If you searched on the net, as I mentioned earlier, you’ll come up with lots of nuts variety for the filling. Pistachio, almond, walnut, hazelnut, cashew, macadamia, peanut, along with unlimited combination of them. Use whatever you fancy of, or whatever you have easier access to, don’t worry, you can’t go wrong with all these delicious nuts. For me, almond is the cheapest around, it is now even cheaper than Kenari. It’s funny, because Kenari is of Indonesian origin. I wanted pistachio and walnut, but the they are unbelievably expensive in Jakarta, I might as well wait for anyone coming from middle east to bring me some pistachios. Anyone? 🙂
I tweaked some recipes into one that suits my preference. First attempt was too sweet, I suffered sugar high all night. The second attempt was p-e-r-f-e-c-t, it was gone in a minute I couldn’t even have a chance to take any photos. This was the third and it got better everytime. What so great about this recipe is that, not only it uses minimum amount of sugar and is dead easy to make, but also, unlike most baklavas, it has just the right strength of sweetness because I didn’t pour all the syrup at once. I drizzled only a couple tablespoons over the hot baklava, just enough to let it drip onto the sides of every squares and wet the bottom layer. This ensures your baklava will be sweet enough, moist enough without losing its crispiness, but not heavily immersed in syrup that would make it too sweet. You can always serve the rest of the syrup alongside the baklava for additional sweetness.
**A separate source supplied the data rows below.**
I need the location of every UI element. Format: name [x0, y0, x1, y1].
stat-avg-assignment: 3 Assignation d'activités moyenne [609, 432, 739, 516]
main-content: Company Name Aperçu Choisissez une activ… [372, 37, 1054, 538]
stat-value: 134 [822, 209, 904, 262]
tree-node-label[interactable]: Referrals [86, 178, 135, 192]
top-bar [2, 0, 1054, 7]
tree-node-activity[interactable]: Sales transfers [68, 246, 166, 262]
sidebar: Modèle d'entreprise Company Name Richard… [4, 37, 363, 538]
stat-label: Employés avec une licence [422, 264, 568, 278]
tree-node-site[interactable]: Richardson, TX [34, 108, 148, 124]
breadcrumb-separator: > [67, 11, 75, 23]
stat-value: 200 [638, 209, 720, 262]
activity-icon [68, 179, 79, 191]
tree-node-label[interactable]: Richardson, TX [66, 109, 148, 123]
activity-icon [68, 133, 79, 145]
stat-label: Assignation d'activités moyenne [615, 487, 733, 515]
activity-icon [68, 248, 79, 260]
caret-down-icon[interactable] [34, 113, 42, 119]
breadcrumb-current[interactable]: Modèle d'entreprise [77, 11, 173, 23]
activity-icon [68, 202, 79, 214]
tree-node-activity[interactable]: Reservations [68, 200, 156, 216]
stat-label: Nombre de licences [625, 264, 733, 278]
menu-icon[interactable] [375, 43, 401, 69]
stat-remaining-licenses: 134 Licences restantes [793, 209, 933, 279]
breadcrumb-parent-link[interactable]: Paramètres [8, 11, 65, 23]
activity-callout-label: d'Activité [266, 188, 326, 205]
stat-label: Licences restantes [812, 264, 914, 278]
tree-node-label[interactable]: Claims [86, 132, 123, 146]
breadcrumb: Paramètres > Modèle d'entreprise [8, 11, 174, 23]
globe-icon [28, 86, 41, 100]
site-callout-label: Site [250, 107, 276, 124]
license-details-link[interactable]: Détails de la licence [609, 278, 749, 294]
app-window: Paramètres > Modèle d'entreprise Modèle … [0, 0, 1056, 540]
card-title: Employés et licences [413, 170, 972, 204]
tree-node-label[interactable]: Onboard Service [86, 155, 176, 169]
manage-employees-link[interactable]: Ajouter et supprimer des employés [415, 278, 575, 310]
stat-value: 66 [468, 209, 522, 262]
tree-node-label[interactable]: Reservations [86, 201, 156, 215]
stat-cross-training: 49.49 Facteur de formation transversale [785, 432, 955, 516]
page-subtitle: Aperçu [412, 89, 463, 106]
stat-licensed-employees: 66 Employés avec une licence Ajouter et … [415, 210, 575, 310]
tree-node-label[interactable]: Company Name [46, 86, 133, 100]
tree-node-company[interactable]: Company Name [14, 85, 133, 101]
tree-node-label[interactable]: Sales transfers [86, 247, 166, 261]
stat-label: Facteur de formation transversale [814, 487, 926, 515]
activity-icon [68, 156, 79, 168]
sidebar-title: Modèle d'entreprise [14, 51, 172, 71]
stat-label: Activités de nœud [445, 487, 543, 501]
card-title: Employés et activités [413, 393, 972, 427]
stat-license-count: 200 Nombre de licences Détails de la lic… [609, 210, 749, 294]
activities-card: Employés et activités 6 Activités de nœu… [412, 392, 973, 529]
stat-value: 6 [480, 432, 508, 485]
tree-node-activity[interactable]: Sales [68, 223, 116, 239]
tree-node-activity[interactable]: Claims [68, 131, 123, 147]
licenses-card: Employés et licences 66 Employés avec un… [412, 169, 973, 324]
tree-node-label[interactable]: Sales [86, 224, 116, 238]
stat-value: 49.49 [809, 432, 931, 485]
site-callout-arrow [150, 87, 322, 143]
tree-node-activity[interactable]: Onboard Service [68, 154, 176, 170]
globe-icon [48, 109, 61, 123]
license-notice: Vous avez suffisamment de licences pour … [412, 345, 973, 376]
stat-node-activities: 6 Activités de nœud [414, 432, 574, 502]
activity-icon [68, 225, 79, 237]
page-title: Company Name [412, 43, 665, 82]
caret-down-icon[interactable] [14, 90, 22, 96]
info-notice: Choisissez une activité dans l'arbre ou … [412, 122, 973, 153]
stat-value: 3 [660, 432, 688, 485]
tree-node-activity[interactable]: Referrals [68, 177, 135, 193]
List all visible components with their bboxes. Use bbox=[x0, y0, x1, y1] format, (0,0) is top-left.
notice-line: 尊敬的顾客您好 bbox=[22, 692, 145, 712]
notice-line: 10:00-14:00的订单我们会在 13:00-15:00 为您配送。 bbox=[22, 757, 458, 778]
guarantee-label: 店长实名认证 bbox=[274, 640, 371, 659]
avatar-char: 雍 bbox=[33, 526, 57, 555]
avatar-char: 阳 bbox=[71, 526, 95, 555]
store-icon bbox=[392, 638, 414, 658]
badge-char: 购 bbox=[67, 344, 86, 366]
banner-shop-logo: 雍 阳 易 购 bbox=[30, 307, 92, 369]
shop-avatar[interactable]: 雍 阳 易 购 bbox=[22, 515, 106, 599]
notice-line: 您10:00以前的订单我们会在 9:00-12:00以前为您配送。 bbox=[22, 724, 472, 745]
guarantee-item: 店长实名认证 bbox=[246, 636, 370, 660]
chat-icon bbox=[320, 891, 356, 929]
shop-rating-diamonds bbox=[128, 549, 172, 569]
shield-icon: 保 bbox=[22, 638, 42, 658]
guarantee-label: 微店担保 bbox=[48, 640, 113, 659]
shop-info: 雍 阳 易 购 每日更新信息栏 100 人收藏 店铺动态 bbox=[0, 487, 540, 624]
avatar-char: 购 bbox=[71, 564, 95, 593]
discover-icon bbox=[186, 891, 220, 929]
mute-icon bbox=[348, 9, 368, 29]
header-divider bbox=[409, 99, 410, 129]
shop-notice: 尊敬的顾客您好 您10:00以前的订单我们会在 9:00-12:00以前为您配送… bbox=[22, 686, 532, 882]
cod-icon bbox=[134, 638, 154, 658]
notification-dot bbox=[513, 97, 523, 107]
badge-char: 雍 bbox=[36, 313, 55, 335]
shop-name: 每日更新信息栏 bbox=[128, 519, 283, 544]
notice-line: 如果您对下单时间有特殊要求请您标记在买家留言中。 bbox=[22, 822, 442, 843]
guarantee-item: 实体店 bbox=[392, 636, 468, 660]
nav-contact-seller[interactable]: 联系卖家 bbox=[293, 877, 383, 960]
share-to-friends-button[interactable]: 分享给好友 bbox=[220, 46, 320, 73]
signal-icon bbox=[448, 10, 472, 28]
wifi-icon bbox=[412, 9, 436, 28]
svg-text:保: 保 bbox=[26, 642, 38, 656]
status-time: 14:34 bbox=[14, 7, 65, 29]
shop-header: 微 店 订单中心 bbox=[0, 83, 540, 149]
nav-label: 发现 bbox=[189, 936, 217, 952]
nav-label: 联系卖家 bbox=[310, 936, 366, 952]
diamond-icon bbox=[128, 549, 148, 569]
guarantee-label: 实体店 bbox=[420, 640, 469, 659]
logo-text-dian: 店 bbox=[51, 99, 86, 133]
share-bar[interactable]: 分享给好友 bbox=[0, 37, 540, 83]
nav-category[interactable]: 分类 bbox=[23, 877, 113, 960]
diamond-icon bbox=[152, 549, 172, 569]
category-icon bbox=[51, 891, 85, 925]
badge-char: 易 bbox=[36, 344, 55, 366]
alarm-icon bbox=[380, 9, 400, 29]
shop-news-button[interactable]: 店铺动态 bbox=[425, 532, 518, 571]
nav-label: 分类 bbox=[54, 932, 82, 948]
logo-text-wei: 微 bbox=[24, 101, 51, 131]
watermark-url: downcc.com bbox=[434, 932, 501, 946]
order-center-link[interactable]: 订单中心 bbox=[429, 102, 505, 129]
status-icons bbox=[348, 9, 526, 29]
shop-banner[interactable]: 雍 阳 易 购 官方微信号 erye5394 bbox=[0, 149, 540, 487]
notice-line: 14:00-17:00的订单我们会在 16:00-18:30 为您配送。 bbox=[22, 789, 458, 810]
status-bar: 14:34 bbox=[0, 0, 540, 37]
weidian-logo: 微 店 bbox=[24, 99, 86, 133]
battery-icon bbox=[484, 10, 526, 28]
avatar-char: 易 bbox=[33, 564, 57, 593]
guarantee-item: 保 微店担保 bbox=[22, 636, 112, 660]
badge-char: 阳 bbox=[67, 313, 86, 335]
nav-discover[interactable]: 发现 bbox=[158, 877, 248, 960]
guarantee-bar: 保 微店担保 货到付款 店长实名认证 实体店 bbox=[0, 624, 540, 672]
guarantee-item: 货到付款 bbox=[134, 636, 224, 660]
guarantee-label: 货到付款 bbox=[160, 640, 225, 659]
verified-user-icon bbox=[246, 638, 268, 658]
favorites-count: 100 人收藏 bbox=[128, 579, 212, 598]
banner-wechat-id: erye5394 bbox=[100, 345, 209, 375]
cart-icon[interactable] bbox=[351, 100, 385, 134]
Gotta speak about the syrup here. It was soooo gorgeously magical! Apparently, the concoction of honey, cinnamon, cloves and orange peel creates a magical potion you can’t resist. Seriously, I’m under spell now. My friend said it was, “Slurping good!”
1 pack phyllo pastry
150 gr ground almond
100 gr sliced almond, toasted
50 gr sugar
1 1/2 tsp ground cinnamon
1/2 tsp ground cloves
150 gr unsalted butter, melted
100 gr unsalted butter, melted, for brushing
150 ml honey
1 stick cinnamon
1 fresh orange peel
- Preheat the oven at 180 degree celsius. Make the filling: combine all ingredients, blend well.
- Cut phyllo pastry to the size of your pan. This recipe fits nicely to my 15x20x4 cm ovenproof ceramic pan.
- Brush the bottom and sides of the pan with melted butter. Put the the first phyllo on the bottom, brush generously with melted butter. Layer another phyllo, brush it again with melted butter. Make 5-10 layers depending on the depth of your pan, brush generously with butter between layers. I layered 5 phyllos. I wanted 10 or even 12, but my pan was not deep enough.
- Spread half of the filling on the phyllos. Start layering again, make another 5-10 layers, brushing with melted butter between layers.
- Spread the rest of the filling. Layer again with another 5-10 phyllos. Don’t forget to brush in between. Brush the top of the phyllo with melted butter.
- Using pointy sharp knife, cut into diamond square shapes all the way to the bottom of the pan. Bake for about 60 minutes until golden and crisp.
- While baking, make the syrup: bring all ingredients to boil, turn down the heat and let it simmer for about 15-20 minutes or until the syrup is slightly thicken. Let cool.
- Take out the baklava from the oven, let it rest for about 5-10 minutes. Cut again through the cuts you made earlier to make sure the syrup will drip along the sides of each squares and also to make it easier for you to lift every square. Drizzle 2-4 tablespoons of the syrup over hot baklava and let it sit for at least 4 hours –if you can :).
- Serve the cooled baklava with the rest of the syrup. Drizzle more syrup before spooning, it’s so good!
- Do not substitute margarine for butter. Never. Na-ah. Big no-no. You do that, expect the hard downfall: the whole flavor will be ruined.
- Be generous on brushing the phyllo with melted butter. It will turn it into these gorgeous golden crisp layers and add moisture to the filling.
- Be creative on the filling. I plan to make another one with the mixture of Kenari, peanuts and cashew. Sounds good?
- You can strain the syrup if you want. I didn’t. *lazy baker*
Wassalamu’alaykum, life is indeed sweet!